MONTEFURAO (ALLANDE, ASTURIAS): UN "OASIS" EN MEDIO DE LAS MONTAÑAS

Montefurao desde la bajada del Alto del Palo

Desde El Palo, Allande, puerto de 1.147 metros de altura, donde se unen el camino que viene de La Puela/Pola de Allande subiendo desde La Reigada y la famosa Ruta de los Hospitales por Fonfaraón, La Marta y La Freita, emprendemos la larga bajada al pueblo de Montefurao, una pequeña aldea con un solo habitante pero que es un verdadero oasis en medio de las soledades, impresionantes, mágicas y bellísimas, pero soledades, de estas montañas que constituyen una divisoria geográfica entre las cuencas del Narcea y del Navia y un paso cultural simbolizado en las isoglosas lingüísticas entre el asturiano occidental y el asturgallego.


Si hoy en día tenemos esa percepción qué no ocurririría con los viajeros y peregrinos de antaño, cuando además en Montefurao había un hospital de peregrinos que, no solo les acogía, sino que incluso en la oscuridad de la noche, en las nevadas y entre las nieblas, tañía sus campanas y hacía señales para que romeros y viandantes en general sintiesen los sones de un lugar amigo presto a acogerles, socorrerles, calentarlos y alimentarlos, pues pasar estos puertos no era cosa de broma. El pueblo lo vemos desde el mismo puerto, en la bajada (al lado del hombro izquierdo del peregrino en primer plano).
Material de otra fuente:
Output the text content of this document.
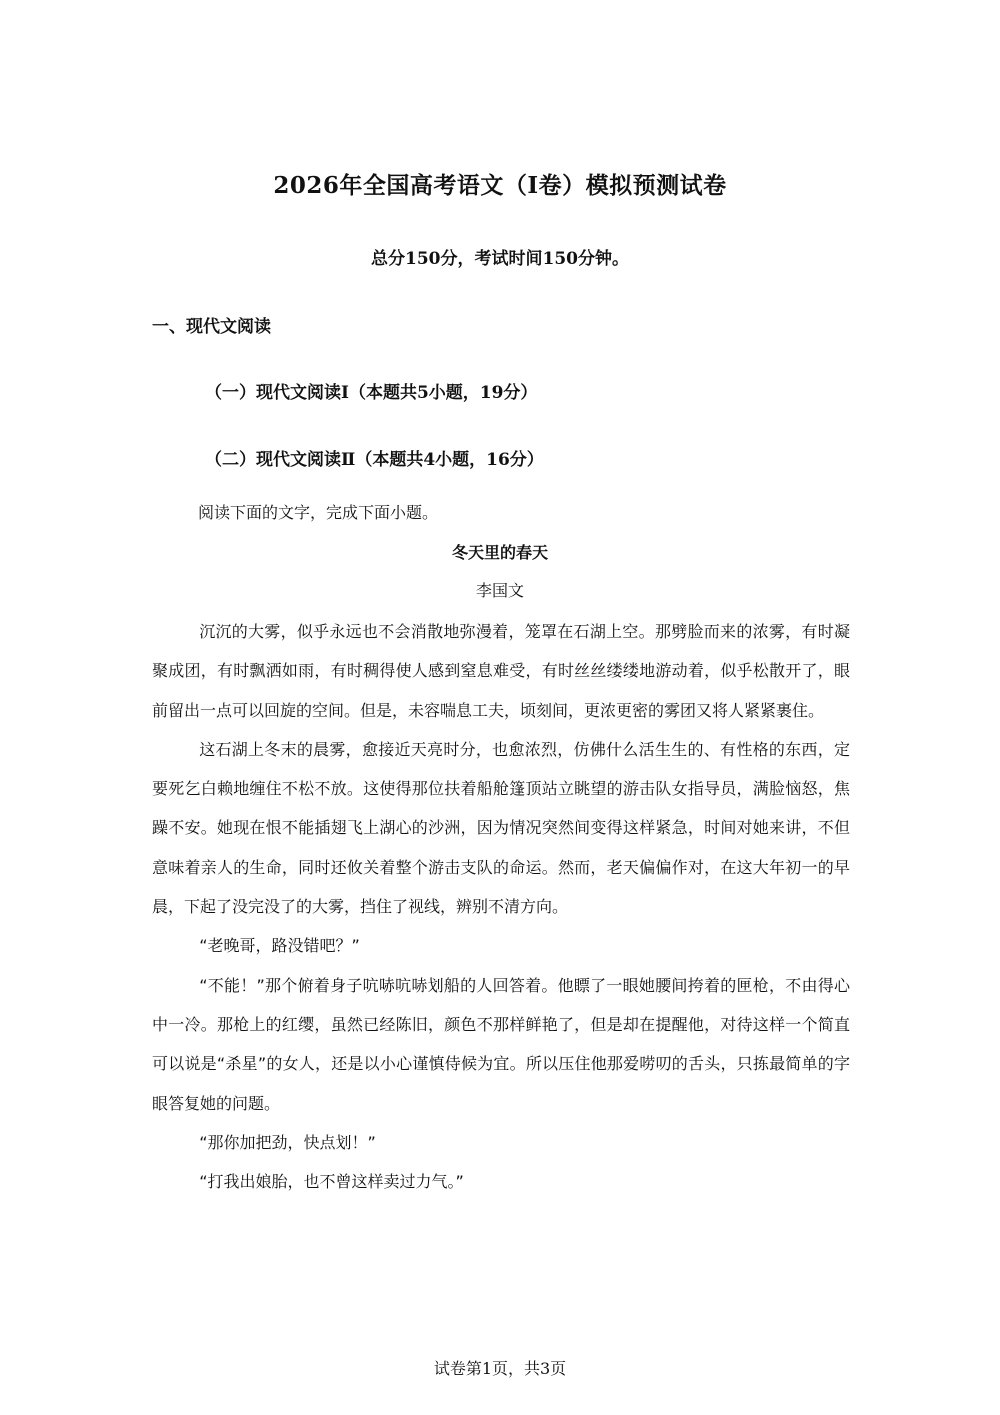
2026年全国高考语文（I卷）模拟预测试卷
总分150分，考试时间150分钟。
一、现代文阅读
（一）现代文阅读Ⅰ（本题共5小题，19分）
（二）现代文阅读Ⅱ（本题共4小题，16分）
阅读下面的文字，完成下面小题。
冬天里的春天
李国文

沉沉的大雾，似乎永远也不会消散地弥漫着，笼罩在石湖上空。那劈脸而来的浓雾，有时凝聚成团，有时飘洒如雨，有时稠得使人感到窒息难受，有时丝丝缕缕地游动着，似乎松散开了，眼前留出一点可以回旋的空间。但是，未容喘息工夫，顷刻间，更浓更密的雾团又将人紧紧裹住。

这石湖上冬末的晨雾，愈接近天亮时分，也愈浓烈，仿佛什么活生生的、有性格的东西，定要死乞白赖地缠住不松不放。这使得那位扶着船舱篷顶站立眺望的游击队女指导员，满脸恼怒，焦躁不安。她现在恨不能插翅飞上湖心的沙洲，因为情况突然间变得这样紧急，时间对她来讲，不但意味着亲人的生命，同时还攸关着整个游击支队的命运。然而，老天偏偏作对，在这大年初一的早晨，下起了没完没了的大雾，挡住了视线，辨别不清方向。

“老晚哥，路没错吧？”

“不能！”那个俯着身子吭哧吭哧划船的人回答着。他瞟了一眼她腰间挎着的匣枪，不由得心中一冷。那枪上的红缨，虽然已经陈旧，颜色不那样鲜艳了，但是却在提醒他，对待这样一个简直可以说是“杀星”的女人，还是以小心谨慎侍候为宜。所以压住他那爱唠叨的舌头，只拣最简单的字眼答复她的问题。

“那你加把劲，快点划！”

“打我出娘胎，也不曾这样卖过力气。”

试卷第1页，共3页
Montefurao desde El Palo. A la derecha vemos la capilla de Santiago, a cuyos pies pasa el Camino. La siguiente casa es Casa'l Pintu, ahí estuvo el histórico Hospital de Peregrinos de Santigo de Montefurao, del cual la capilla era su santuario. El Camino sale del pueblo por la casa de la izquierda para subir al monte del Xesto da Fonte. Vemos también la carretera AS-14.
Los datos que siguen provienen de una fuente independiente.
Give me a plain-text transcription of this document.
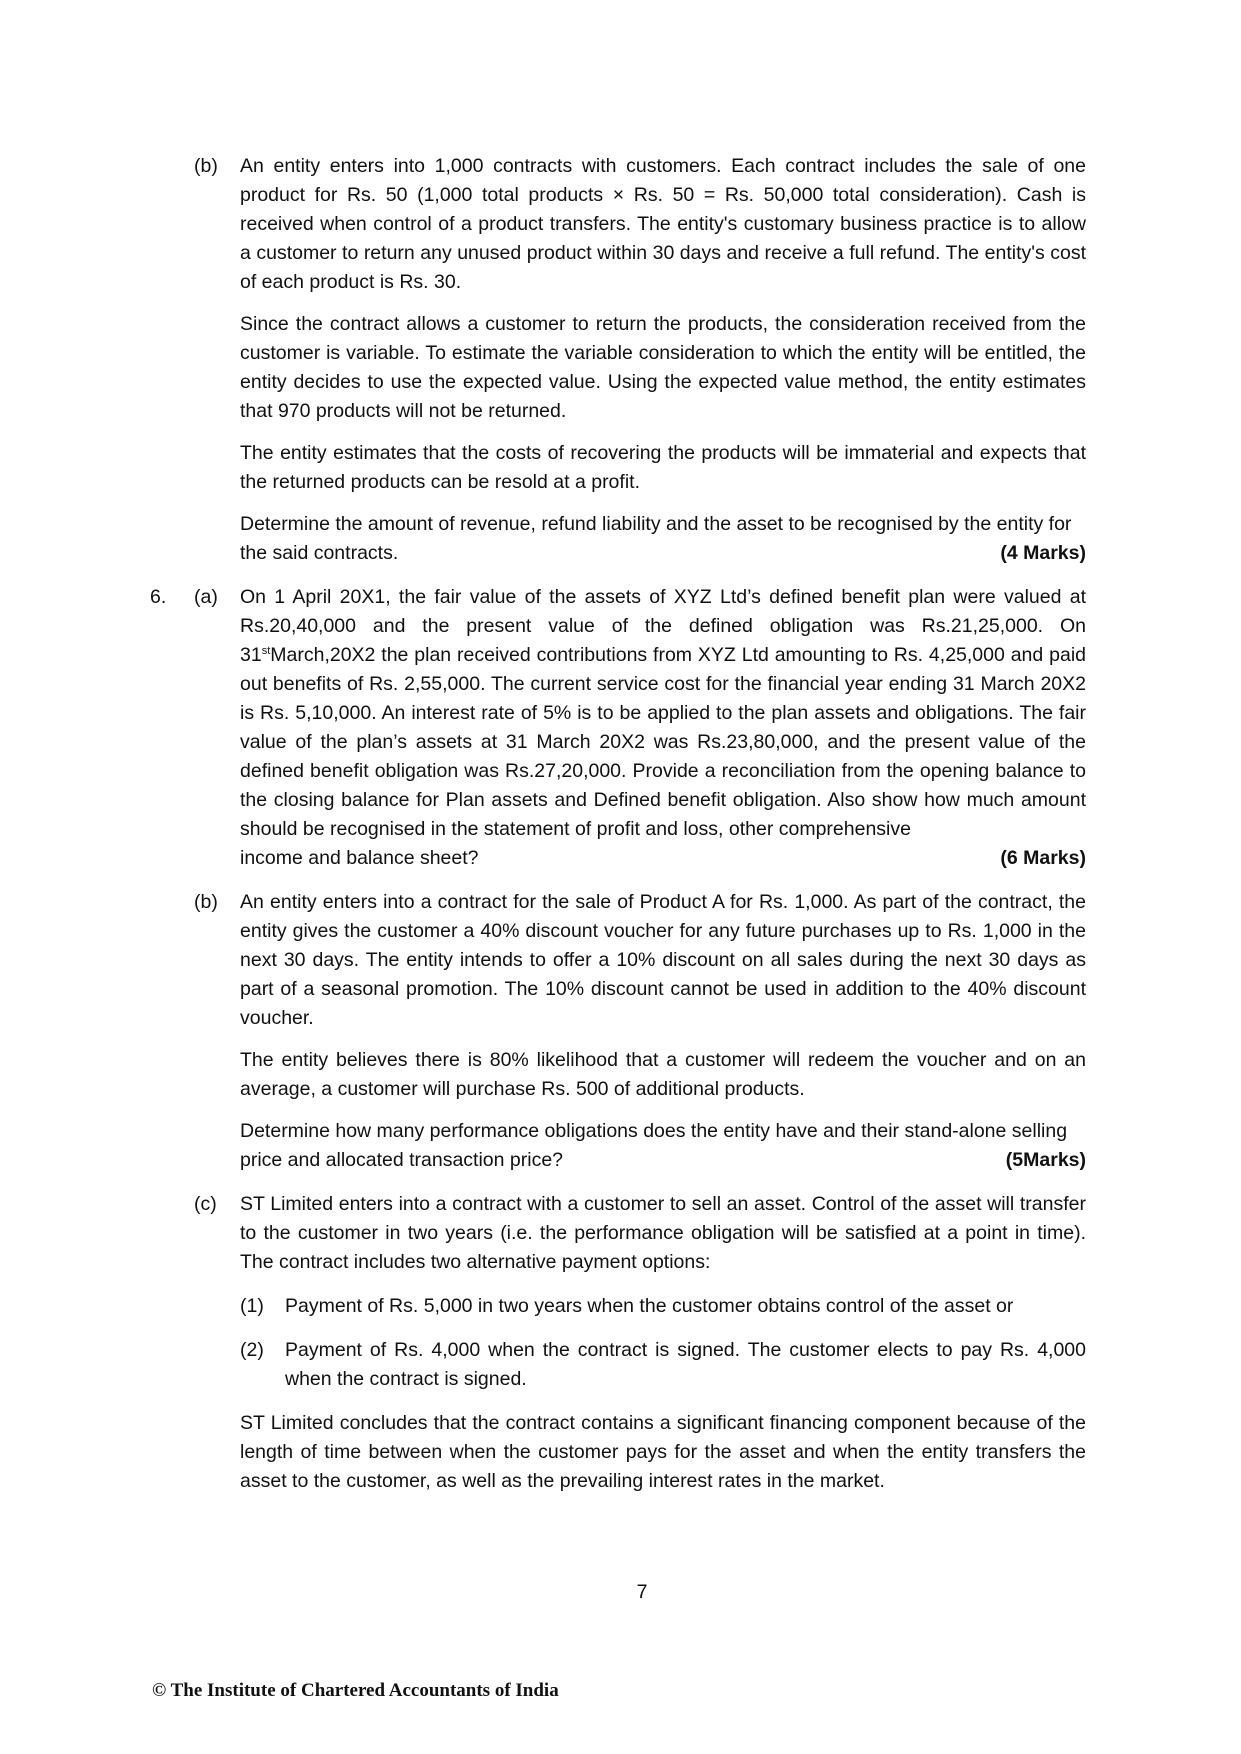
(b) An entity enters into 1,000 contracts with customers. Each contract includes the sale of one product for Rs. 50 (1,000 total products × Rs. 50 = Rs. 50,000 total consideration). Cash is received when control of a product transfers. The entity's customary business practice is to allow a customer to return any unused product within 30 days and receive a full refund. The entity's cost of each product is Rs. 30.

Since the contract allows a customer to return the products, the consideration received from the customer is variable. To estimate the variable consideration to which the entity will be entitled, the entity decides to use the expected value. Using the expected value method, the entity estimates that 970 products will not be returned.

The entity estimates that the costs of recovering the products will be immaterial and expects that the returned products can be resold at a profit.

Determine the amount of revenue, refund liability and the asset to be recognised by the entity for

the said contracts.	(4 Marks)

6. (a) On 1 April 20X1, the fair value of the assets of XYZ Ltd’s defined benefit plan were valued at Rs.20,40,000 and the present value of the defined obligation was Rs.21,25,000. On 31stMarch,20X2 the plan received contributions from XYZ Ltd amounting to Rs. 4,25,000 and paid out benefits of Rs. 2,55,000. The current service cost for the financial year ending 31 March 20X2 is Rs. 5,10,000. An interest rate of 5% is to be applied to the plan assets and obligations. The fair value of the plan’s assets at 31 March 20X2 was Rs.23,80,000, and the present value of the defined benefit obligation was Rs.27,20,000. Provide a reconciliation from the opening balance to the closing balance for Plan assets and Defined benefit obligation. Also show how much amount should be recognised in the statement of profit and loss, other comprehensive

income and balance sheet?	(6 Marks)

(b) An entity enters into a contract for the sale of Product A for Rs. 1,000. As part of the contract, the entity gives the customer a 40% discount voucher for any future purchases up to Rs. 1,000 in the next 30 days. The entity intends to offer a 10% discount on all sales during the next 30 days as part of a seasonal promotion. The 10% discount cannot be used in addition to the 40% discount voucher.

The entity believes there is 80% likelihood that a customer will redeem the voucher and on an average, a customer will purchase Rs. 500 of additional products.

Determine how many performance obligations does the entity have and their stand-alone selling

price and allocated transaction price?	(5Marks)

(c) ST Limited enters into a contract with a customer to sell an asset. Control of the asset will transfer to the customer in two years (i.e. the performance obligation will be satisfied at a point in time). The contract includes two alternative payment options:

(1) Payment of Rs. 5,000 in two years when the customer obtains control of the asset or
(2) Payment of Rs. 4,000 when the contract is signed. The customer elects to pay Rs. 4,000 when the contract is signed.

ST Limited concludes that the contract contains a significant financing component because of the length of time between when the customer pays for the asset and when the entity transfers the asset to the customer, as well as the prevailing interest rates in the market.

7
© The Institute of Chartered Accountants of India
Desde El Palo contemplamos además la subida que nos aguarda al Xesto da Fonte. Más allá y a la derecha de la foto el El Pico Llago, bajo el que caminaremos rumbo a los pueblos de Llago y Berducedo. Al fondo precisamente y entre grandes praderías una larga loma de izquierda a derecha es el Cordal de Berducedo, al que también habremos de subir para bajar al valle de A Mesa y luego a su vez ascender hacia los altos de Buspol, a lo lejos en medio de la fotografía, con su parque eólico. Desde allí se realiza la larga bajada al Salto de Salime, el embalse del Navia. Muy en la disrancia unas montañas azules son las serranías del Alto do Acevo, paso a Galicia por tierras de A Fonsagrada.
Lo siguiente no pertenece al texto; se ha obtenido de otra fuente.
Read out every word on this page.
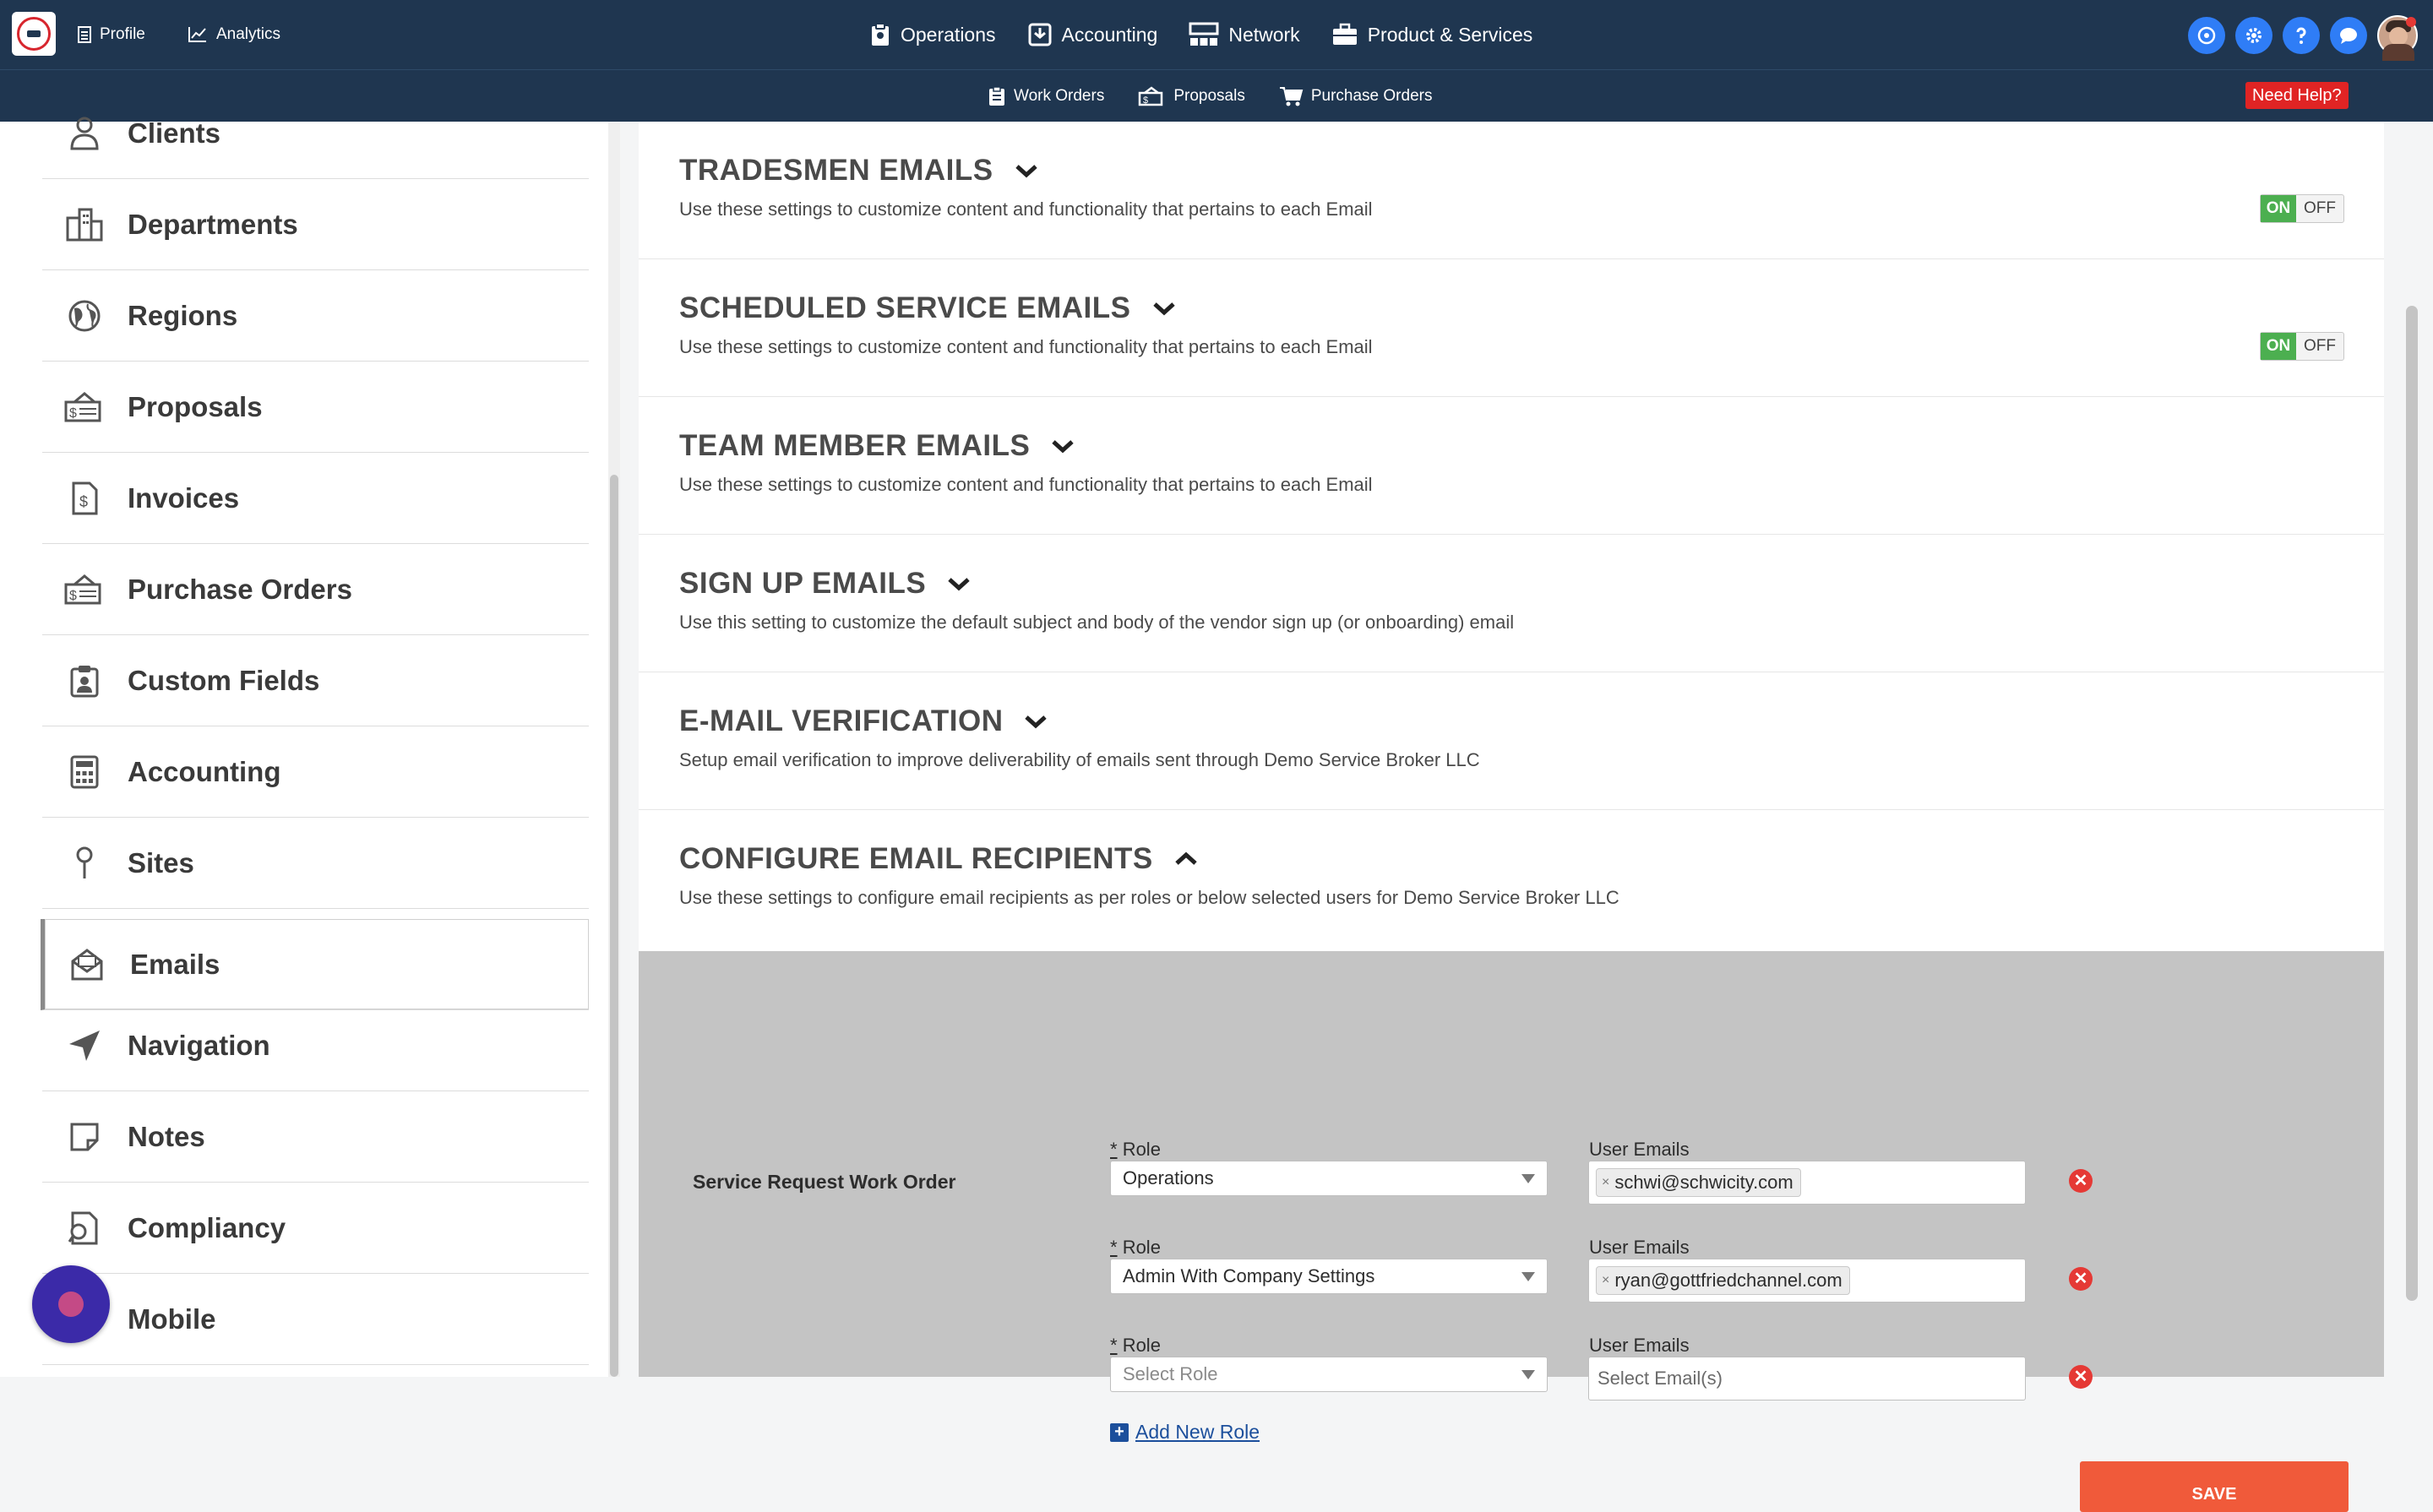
Profile	Analytics	Operations	Accounting	Network	Product & Services
Work Orders	$ Proposals	Purchase Orders	Need Help?
Clients
Departments
Regions
$ Proposals
$ Invoices
$ Purchase Orders
Custom Fields
Accounting
Sites
Emails
Navigation
Notes
Compliancy
Mobile
TRADESMEN EMAILS
Use these settings to customize content and functionality that pertains to each Email	ON OFF
SCHEDULED SERVICE EMAILS
Use these settings to customize content and functionality that pertains to each Email	ON OFF
TEAM MEMBER EMAILS
Use these settings to customize content and functionality that pertains to each Email
SIGN UP EMAILS
Use this setting to customize the default subject and body of the vendor sign up (or onboarding) email
E-MAIL VERIFICATION
Setup email verification to improve deliverability of emails sent through Demo Service Broker LLC
CONFIGURE EMAIL RECIPIENTS
Use these settings to configure email recipients as per roles or below selected users for Demo Service Broker LLC
Service Request Work Order
* Role
Operations
User Emails
× schwi@schwicity.com	✕
* Role
Admin With Company Settings
User Emails
× ryan@gottfriedchannel.com	✕
* Role
Select Role
User Emails
Select Email(s)	✕
+ Add New Role
SAVE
Una vez estudiado el itineario de las futuras etapas empezamos a bajar El Palo por pedregosa senda. A veces se forma un hermosísimo mar de nubes, sobre todo en las mañanas de días soleados. Es una característica muy usual en la cuenca del Alto Navia.


Los hitos del Camino y las torres de alta tensión, omnipresentes en este trecho, nos indican estos primeros metros de larga bajada. Es conveniente ayudarse con un palo y tener cuidado pues los resbalones y tropezones (hay bastante piedra suelta) no son infrecuentes.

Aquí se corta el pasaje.